Pertemuan tersebut membahas perkembangan legalitas tanah wakaf milik Madrasah Ibtidaiyah (MI) Darul Ulum Bangkuang, mulai dari status kepemilikan lahan hingga tahapan pengukuran yang sedang berjalan.
Kasi Pendidikan Islam, Zakirurahman, menjelaskan bahwa MI Darul Ulum memiliki dua bidang tanah dengan status yang berbeda.
"MI Darul Ulum mempunyai dua lokasi tanah. Lokasi pertama berstatus wakaf dan saat ini sedang dalam proses permohonan pengukuran serta koordinasi persambitan atau penentuan batas-batas tanah. Sementara lokasi kedua masih berstatus hak milik," jelasnya.
Menurutnya, pemetaan status aset tersebut penting agar setiap tahapan administrasi dapat berjalan sesuai ketentuan dan proses sertifikasi tanah wakaf memiliki dasar data yang jelas.
"Dengan data yang akurat, proses pengurusan legalitas aset wakaf akan lebih mudah ditindaklanjuti sesuai prosedur yang berlaku," tambah Zakirurahman.
Menanggapi perkembangan tersebut, H. Muhammad Sibawaihi menyambut baik proses pengukuran yang sedang berlangsung.

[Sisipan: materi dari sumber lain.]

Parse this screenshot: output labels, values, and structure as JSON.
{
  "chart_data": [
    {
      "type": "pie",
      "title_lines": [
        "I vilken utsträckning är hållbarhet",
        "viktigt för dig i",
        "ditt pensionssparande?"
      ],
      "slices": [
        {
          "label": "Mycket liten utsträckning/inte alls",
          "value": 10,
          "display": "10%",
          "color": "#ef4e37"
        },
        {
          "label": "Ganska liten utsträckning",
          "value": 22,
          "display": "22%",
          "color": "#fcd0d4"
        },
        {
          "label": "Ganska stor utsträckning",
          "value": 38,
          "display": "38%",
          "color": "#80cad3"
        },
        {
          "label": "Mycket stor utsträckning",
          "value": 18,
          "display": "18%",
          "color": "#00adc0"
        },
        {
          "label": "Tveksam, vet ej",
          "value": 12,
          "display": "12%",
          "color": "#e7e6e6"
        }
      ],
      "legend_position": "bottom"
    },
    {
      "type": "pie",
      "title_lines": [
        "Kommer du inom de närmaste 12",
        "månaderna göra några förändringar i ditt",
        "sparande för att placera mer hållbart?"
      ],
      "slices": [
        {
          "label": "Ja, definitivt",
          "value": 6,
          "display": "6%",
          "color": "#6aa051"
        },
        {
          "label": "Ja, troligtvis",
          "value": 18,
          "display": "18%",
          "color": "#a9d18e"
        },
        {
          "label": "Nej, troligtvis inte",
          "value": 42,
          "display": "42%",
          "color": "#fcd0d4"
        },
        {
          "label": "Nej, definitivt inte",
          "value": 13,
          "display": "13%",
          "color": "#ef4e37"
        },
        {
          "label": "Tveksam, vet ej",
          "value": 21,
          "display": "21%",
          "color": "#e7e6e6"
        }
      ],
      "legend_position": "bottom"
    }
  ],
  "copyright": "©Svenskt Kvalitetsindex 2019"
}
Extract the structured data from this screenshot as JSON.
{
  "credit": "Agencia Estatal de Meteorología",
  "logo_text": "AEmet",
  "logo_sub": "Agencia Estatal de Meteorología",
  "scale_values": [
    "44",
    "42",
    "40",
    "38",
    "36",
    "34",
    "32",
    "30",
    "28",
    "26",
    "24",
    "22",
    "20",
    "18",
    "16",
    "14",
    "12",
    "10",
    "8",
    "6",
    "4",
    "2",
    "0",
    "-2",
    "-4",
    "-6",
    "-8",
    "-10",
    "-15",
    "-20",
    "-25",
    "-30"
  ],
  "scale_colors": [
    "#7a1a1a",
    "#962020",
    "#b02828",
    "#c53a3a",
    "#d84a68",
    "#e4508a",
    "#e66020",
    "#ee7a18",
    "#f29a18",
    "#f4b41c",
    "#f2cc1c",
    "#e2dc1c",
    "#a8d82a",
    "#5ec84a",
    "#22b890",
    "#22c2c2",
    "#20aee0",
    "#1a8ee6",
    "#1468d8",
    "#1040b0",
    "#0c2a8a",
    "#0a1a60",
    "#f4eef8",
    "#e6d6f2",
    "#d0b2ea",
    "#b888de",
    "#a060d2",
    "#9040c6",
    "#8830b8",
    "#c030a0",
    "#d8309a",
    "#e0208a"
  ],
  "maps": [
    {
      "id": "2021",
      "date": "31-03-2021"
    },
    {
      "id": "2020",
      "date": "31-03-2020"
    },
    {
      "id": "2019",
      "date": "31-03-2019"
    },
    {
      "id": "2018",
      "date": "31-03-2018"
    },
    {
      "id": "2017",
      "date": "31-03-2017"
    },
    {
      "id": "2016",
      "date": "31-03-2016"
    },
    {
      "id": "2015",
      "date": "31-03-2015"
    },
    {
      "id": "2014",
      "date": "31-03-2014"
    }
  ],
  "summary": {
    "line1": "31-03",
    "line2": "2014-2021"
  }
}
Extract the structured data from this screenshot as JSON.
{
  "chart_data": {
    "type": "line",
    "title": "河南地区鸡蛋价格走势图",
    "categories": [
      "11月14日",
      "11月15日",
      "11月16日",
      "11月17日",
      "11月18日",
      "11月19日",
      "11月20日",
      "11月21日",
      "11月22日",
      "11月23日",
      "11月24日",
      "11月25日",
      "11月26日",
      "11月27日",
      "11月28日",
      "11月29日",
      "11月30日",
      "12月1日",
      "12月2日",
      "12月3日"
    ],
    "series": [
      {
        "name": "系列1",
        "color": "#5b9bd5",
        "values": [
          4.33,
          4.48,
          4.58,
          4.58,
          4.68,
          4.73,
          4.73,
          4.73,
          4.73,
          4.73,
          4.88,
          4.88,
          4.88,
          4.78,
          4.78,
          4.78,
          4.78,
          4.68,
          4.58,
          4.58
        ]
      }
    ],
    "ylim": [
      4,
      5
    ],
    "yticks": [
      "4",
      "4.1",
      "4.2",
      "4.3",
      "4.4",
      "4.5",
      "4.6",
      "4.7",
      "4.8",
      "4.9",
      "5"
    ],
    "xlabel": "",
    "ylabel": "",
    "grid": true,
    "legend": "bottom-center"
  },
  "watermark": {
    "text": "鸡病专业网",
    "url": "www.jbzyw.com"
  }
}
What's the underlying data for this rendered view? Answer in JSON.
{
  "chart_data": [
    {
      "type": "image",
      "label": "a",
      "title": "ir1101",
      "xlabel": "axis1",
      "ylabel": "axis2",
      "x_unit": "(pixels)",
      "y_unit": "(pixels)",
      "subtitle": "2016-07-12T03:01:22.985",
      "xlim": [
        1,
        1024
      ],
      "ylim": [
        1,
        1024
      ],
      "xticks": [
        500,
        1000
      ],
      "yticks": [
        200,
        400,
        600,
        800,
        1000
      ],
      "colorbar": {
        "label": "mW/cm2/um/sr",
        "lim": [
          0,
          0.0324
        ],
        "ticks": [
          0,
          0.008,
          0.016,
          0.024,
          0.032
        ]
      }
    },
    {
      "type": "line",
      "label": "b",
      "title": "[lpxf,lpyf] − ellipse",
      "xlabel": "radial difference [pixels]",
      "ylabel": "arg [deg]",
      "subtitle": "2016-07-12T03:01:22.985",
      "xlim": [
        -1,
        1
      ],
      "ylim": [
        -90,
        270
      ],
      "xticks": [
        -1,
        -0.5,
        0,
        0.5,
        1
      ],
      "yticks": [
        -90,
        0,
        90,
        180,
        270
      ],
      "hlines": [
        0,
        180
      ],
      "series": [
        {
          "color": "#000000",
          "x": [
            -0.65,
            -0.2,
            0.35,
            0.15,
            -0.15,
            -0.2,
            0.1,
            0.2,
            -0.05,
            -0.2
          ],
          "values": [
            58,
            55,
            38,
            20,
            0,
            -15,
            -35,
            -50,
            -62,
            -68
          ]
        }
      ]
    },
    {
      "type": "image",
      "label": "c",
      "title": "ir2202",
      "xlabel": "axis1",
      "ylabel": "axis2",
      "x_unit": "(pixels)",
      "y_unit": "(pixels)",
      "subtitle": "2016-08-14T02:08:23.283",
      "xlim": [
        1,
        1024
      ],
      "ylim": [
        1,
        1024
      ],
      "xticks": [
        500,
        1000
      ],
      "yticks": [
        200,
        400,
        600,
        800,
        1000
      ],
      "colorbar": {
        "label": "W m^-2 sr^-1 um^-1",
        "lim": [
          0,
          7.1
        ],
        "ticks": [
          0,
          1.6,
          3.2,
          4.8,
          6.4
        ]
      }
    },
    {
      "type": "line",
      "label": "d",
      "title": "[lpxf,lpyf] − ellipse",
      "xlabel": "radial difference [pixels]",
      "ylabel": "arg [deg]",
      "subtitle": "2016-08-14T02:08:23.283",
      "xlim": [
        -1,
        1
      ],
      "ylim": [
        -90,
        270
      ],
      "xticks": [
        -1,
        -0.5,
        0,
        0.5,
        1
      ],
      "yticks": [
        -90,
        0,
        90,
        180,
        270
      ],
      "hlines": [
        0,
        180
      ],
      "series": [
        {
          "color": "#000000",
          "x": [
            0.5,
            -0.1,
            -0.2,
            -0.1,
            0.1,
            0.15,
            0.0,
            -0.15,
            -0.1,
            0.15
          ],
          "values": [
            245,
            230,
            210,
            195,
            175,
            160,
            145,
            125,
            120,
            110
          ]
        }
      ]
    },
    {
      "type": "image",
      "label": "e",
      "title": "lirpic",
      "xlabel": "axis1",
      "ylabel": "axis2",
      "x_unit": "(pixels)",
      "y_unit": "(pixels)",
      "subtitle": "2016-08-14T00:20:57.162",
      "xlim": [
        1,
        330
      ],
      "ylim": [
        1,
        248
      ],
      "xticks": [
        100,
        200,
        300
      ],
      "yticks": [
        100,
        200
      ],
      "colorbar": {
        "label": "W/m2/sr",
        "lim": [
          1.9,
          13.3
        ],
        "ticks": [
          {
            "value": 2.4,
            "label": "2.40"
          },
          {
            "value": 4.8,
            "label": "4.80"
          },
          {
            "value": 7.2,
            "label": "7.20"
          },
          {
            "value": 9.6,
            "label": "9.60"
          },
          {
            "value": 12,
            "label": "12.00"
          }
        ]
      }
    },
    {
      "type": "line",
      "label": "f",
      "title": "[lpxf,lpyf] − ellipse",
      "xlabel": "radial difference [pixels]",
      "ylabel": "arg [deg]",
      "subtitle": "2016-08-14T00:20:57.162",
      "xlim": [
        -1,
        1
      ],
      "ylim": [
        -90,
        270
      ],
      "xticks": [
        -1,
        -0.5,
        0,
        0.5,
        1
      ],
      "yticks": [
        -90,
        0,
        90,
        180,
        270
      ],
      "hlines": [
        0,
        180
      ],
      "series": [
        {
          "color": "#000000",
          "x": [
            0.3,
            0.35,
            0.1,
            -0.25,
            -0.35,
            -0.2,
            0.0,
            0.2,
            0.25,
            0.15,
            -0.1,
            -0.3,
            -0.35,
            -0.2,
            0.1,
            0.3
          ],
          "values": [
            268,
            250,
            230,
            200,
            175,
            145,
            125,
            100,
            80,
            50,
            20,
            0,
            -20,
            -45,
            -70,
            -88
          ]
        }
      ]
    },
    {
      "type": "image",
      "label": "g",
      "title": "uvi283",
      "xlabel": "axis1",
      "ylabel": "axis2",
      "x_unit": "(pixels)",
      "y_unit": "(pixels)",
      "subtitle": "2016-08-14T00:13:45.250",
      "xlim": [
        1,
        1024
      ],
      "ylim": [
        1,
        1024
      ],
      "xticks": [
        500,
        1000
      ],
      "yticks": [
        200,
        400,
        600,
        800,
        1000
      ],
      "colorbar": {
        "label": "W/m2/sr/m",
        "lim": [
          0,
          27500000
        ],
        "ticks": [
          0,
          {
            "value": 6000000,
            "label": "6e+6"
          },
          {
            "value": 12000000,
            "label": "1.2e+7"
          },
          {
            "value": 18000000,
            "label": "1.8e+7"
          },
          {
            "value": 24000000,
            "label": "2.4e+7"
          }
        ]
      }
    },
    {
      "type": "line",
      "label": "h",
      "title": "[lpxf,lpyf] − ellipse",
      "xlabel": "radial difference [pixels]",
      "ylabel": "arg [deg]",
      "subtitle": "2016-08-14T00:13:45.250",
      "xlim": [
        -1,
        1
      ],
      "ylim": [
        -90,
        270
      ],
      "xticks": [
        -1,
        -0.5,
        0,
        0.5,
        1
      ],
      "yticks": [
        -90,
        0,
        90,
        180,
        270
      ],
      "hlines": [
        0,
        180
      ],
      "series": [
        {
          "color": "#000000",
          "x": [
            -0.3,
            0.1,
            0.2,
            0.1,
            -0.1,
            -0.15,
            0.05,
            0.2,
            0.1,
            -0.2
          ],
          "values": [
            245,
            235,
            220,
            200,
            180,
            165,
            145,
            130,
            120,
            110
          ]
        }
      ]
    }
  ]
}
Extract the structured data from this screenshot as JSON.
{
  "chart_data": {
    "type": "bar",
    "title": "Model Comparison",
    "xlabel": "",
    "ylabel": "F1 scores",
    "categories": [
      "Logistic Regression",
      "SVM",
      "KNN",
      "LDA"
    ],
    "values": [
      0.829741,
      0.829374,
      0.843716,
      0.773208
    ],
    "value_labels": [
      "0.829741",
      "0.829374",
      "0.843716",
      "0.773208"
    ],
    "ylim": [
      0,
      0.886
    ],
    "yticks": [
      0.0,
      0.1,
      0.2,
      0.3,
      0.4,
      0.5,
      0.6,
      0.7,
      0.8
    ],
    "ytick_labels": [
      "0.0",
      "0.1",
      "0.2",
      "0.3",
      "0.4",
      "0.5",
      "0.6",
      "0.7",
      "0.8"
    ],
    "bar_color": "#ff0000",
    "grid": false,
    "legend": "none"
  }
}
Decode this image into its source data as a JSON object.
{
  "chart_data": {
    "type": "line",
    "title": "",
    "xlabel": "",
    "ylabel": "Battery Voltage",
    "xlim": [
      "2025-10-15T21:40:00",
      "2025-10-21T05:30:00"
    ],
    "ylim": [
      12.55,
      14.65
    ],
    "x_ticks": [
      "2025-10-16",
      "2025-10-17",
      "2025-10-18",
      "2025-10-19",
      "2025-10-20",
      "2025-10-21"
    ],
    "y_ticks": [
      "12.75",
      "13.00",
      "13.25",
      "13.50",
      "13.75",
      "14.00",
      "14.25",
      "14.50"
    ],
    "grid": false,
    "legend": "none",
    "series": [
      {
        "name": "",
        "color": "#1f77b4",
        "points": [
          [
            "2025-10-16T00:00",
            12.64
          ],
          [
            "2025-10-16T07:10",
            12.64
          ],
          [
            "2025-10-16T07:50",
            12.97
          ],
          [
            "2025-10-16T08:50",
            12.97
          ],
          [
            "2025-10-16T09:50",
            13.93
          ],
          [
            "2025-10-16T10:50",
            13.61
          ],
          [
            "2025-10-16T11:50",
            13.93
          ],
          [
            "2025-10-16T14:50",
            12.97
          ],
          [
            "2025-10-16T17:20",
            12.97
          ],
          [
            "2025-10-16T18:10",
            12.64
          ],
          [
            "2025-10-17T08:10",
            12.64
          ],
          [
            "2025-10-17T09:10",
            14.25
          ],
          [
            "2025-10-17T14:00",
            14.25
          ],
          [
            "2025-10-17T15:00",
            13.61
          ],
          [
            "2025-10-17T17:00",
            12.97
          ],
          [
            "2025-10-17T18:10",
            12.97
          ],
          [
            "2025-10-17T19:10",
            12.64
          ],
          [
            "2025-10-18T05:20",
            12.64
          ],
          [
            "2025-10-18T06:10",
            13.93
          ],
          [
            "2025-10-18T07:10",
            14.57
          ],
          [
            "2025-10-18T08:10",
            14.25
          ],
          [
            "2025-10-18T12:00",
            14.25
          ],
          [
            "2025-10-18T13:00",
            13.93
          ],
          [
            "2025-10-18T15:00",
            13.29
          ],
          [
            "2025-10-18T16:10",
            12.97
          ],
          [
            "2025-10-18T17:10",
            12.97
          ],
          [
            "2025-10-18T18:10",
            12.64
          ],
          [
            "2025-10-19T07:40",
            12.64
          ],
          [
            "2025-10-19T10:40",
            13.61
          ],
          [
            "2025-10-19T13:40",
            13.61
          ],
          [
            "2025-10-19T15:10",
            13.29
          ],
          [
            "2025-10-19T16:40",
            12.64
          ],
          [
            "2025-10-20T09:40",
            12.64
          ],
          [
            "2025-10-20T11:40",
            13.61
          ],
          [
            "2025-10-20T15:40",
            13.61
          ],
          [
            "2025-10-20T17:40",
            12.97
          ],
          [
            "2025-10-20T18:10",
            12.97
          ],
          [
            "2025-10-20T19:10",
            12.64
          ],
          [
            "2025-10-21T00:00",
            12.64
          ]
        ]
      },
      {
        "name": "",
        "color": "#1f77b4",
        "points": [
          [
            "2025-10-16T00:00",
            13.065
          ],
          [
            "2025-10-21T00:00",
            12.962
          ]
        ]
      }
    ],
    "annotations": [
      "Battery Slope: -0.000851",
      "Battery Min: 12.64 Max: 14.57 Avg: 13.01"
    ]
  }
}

Ia juga mengingatkan pentingnya menjaga dokumen wakaf agar tetap aman setelah proses legalitas selesai.
"Melalui koordinasi dan konsultasi ini, kami mengimbau agar para nazhir tanah wakaf benar-benar memperhatikan keamanan dokumen. Simpan dengan baik sertipikat tanah wakaf tersebut karena itu merupakan bukti hukum yang harus dijaga," ujarnya.
Ia mengatakan, memilih datang langsung ke ruang kerja Kasi Pendidikan Islam merupakan langkah untuk memperoleh informasi secara utuh sehingga tindak lanjut yang dilakukan dapat berjalan lebih tepat.
"Koordinasi secara langsung membuat informasi yang kami peroleh lebih lengkap sehingga percepatan pengurusan aset wakaf dapat dilakukan dengan data yang benar," kata Sibawaihi.
Kehadiran Penyelenggara Zakat dan Wakaf ke ruang kerja Kasi Pendidikan Islam menjadi bagian dari upaya Kementerian Agama Kabupaten Barito Selatan dalam mengawal legalitas aset pendidikan keagamaan.
Pendampingan tersebut diharapkan dapat mempercepat proses pengukuran, melengkapi administrasi, serta memberikan kepastian hukum terhadap tanah wakaf MI Darul Ulum Bangkuang sehingga terlindungi dari potensi persoalan di kemudian hari.
Langkah jemput bola yang dilakukan ini sekaligus menunjukkan bahwa pengamanan aset wakaf memerlukan komunikasi langsung, data yang akurat, dan kerja sama antarbidang agar setiap tanah wakaf memiliki kepastian hukum serta dapat dimanfaatkan secara berkelanjutan bagi kepentingan pendidikan umat.